I would want to filter out the duplicated events so for accurate statistics reporting in the data model, so that the generated summaries are accurate. (some thing like '| dedup _raw' right before the 'stats' command in the usual searches)
I don't know about the precise question you asked - but I'd investigate why you have duplicate data in the first place. I know that won't help with historical information but it seems like the right answer here.
Is there information lacking in the logs making events appear duplicated? Are you grabbing a set of logs twice? Do two hosts both report the same information?
Well, I have found the root cause of the duplication and have resolved it too.

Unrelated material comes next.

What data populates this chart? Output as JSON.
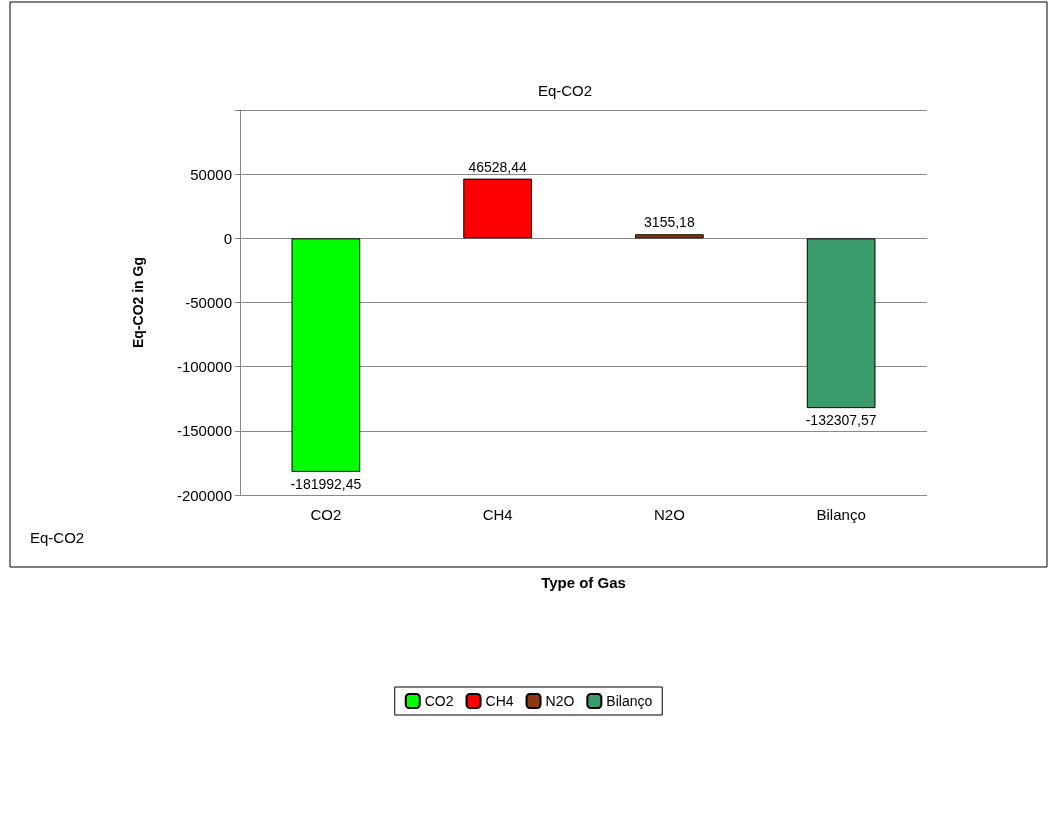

To sum up the question - the issue persisted for a month and for this duration we have duplication. We have reports being generated on this data every now and then by the users and the stats reported are not accurate due to dupes. These reports come from the accelerated summaries created by a data model.
Now, how can I not include the duplicated events in the data model summaries to have the stats accurate ?
I'm glad to hear you've got it straightened out now.
I think you have a couple of options. d and bwooden do a far better job of summarizing some of them in this answer, though I'd caution TEST TEST TEST before doing some of those! Remember, you shoudl be 100% the results of that search are really what you want to delete before you ever even enable the ability to USE delete. 😉
Anyway, If that's helpful please upvote that very thorough tag-teamed answer to give them some credit for it.
Your idea about including a dedup would probably work really well, except it'll be a huge performance impact all the time. Now, if perhaps you only need that for short while until that data expires out of the system, then maybe that's the easy way to go.